Kuwait-based MTC wins auction for Saudi Arabia's third mobile operator license with $6.1 billion bid

March 26, 2007

2 Min Read
MTC Bids $6.1B for Saudi Mobile License

Kuwait-based Mobile Telecommunications Co. (MTC) is to shell out 22.91 billion Saudi riyals ($6.11 billion) for Saudi Arabia's third GSM license, the highest amount ever paid for a telecom license in the Middle East. (See MTC Wins SA Bid.)

The Saudi regulator, the Communication and Information Technology Commission (CITC) , said in a statement issued today that MTC's offer surpassed the next highest bid by $1.4 billion. A consortium that included India's Bharti Airtel Ltd. (Mumbai: BHARTIARTL) had offered 17.26 billion riyals ($4.6 billion). The bid is subject to evaluation and submission to the government's Council of Ministers before final approval. (See CITC Opens Bids.)

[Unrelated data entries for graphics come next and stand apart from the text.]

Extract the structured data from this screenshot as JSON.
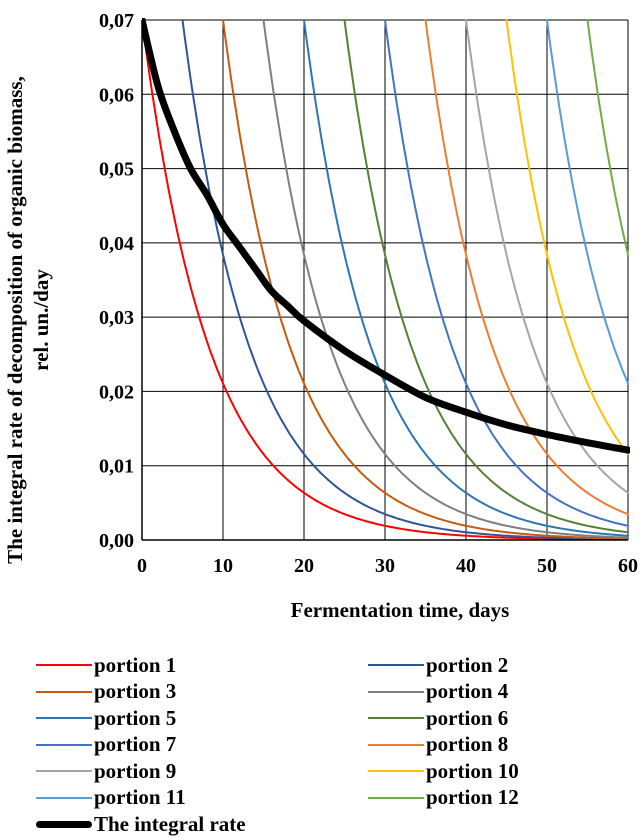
{
  "chart_data": {
    "type": "line",
    "title": "",
    "xlabel": "Fermentation time, days",
    "ylabel": "The integral rate of decomposition of organic biomass, rel. un./day",
    "xlim": [
      0,
      60
    ],
    "ylim": [
      0,
      0.07
    ],
    "x_ticks": [
      0,
      10,
      20,
      30,
      40,
      50,
      60
    ],
    "x_tick_labels": [
      "0",
      "10",
      "20",
      "30",
      "40",
      "50",
      "60"
    ],
    "y_ticks": [
      0,
      0.01,
      0.02,
      0.03,
      0.04,
      0.05,
      0.06,
      0.07
    ],
    "y_tick_labels": [
      "0,00",
      "0,01",
      "0,02",
      "0,03",
      "0,04",
      "0,05",
      "0,06",
      "0,07"
    ],
    "grid": true,
    "legend_position": "bottom",
    "series": [
      {
        "name": "portion 1",
        "color": "#ff0000",
        "start": 0,
        "peak": 0.07,
        "decay": 0.12
      },
      {
        "name": "portion 2",
        "color": "#2f5597",
        "start": 5,
        "peak": 0.07,
        "decay": 0.12
      },
      {
        "name": "portion 3",
        "color": "#c55a11",
        "start": 10,
        "peak": 0.07,
        "decay": 0.12
      },
      {
        "name": "portion 4",
        "color": "#7f7f7f",
        "start": 15,
        "peak": 0.07,
        "decay": 0.12
      },
      {
        "name": "portion 5",
        "color": "#2e75b6",
        "start": 20,
        "peak": 0.07,
        "decay": 0.12
      },
      {
        "name": "portion 6",
        "color": "#548235",
        "start": 25,
        "peak": 0.07,
        "decay": 0.12
      },
      {
        "name": "portion 7",
        "color": "#4472c4",
        "start": 30,
        "peak": 0.07,
        "decay": 0.12
      },
      {
        "name": "portion 8",
        "color": "#ed7d31",
        "start": 35,
        "peak": 0.07,
        "decay": 0.12
      },
      {
        "name": "portion 9",
        "color": "#a5a5a5",
        "start": 40,
        "peak": 0.07,
        "decay": 0.12
      },
      {
        "name": "portion 10",
        "color": "#ffc000",
        "start": 45,
        "peak": 0.07,
        "decay": 0.12
      },
      {
        "name": "portion 11",
        "color": "#5b9bd5",
        "start": 50,
        "peak": 0.07,
        "decay": 0.12
      },
      {
        "name": "portion 12",
        "color": "#70ad47",
        "start": 55,
        "peak": 0.07,
        "decay": 0.12
      },
      {
        "name": "The integral rate",
        "color": "#000000",
        "integral": true,
        "x": [
          0,
          2,
          4,
          6,
          8,
          10,
          12,
          14,
          16,
          18,
          20,
          25,
          30,
          35,
          40,
          45,
          50,
          55,
          60
        ],
        "values": [
          0.07,
          0.061,
          0.055,
          0.05,
          0.0465,
          0.0425,
          0.0395,
          0.0365,
          0.0335,
          0.0315,
          0.0295,
          0.0255,
          0.0222,
          0.0192,
          0.0172,
          0.0155,
          0.0142,
          0.0131,
          0.0121
        ]
      }
    ]
  }
}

MTC's bid is nearly double the $3.25 billion Etisalat paid for Saudi Arabia's second mobile license in 2004 -- previously the most expensive license in the region. MTC also participated in that auction.

The operator noted in a statement that Saudi Arabia is one of the most attractive markets in the Middle East. It has the largest population in the region at 26 million and the largest economy in the Middle East and Africa. GDP growth clocked in at around 12 percent in 2006. The country also has the region's lowest mobile penetration rate at around 70 percent and is highest in average revenue per user (ARPU) at $35.

MTC says it expects to launch Saudi operations in early 2008, taking on incumbent Saudi Telecom Co. (STC) and Etisalat'sEtihad Etisalat Co. (Mobily) . The license includes permission to provide 3G services.

The Kuwaiti company holds a 50 percent interest in the bidding consortium, which will be cut in half as part of a mandatory IPO of 40 percent. Another 25 percent stake will go to its Saudi partners, while the remaining 10 percent will be held by the Saudi government. MTC itself is aiming to go public on the London Stock Exchange in the first quarter of next year.

MTC has been on a massive spending spree over the past few years to expand out of the saturated Kuwaiti market. It acquired Sudanese Mobile Telephone Co. Ltd. (MobiTel) for $1.33 billion last year and took a majority stake in Nigerian operator Vmobile for $1.01 billion. (See Celtel Takes Control of Vmobile.) It lost out to Etisalat in the auction for Egypt's third mobile license.

MTC and its subsidiaries have more than 27 million subscribers across six countries in the Middle East and 14 in Africa. MTC has announced plans to reach 70 million customers and raise its market capitalization by almost $10 billion to $30 billion by 2011 as part of its "ACE" strategy: Accelerating growth in Africa; Consolidating existing assets; and Expanding into adjacent markets. (See MTC Reports 2006.) Last month the company said it would set up a $10.5 billion fund to invest in its operations in Africa.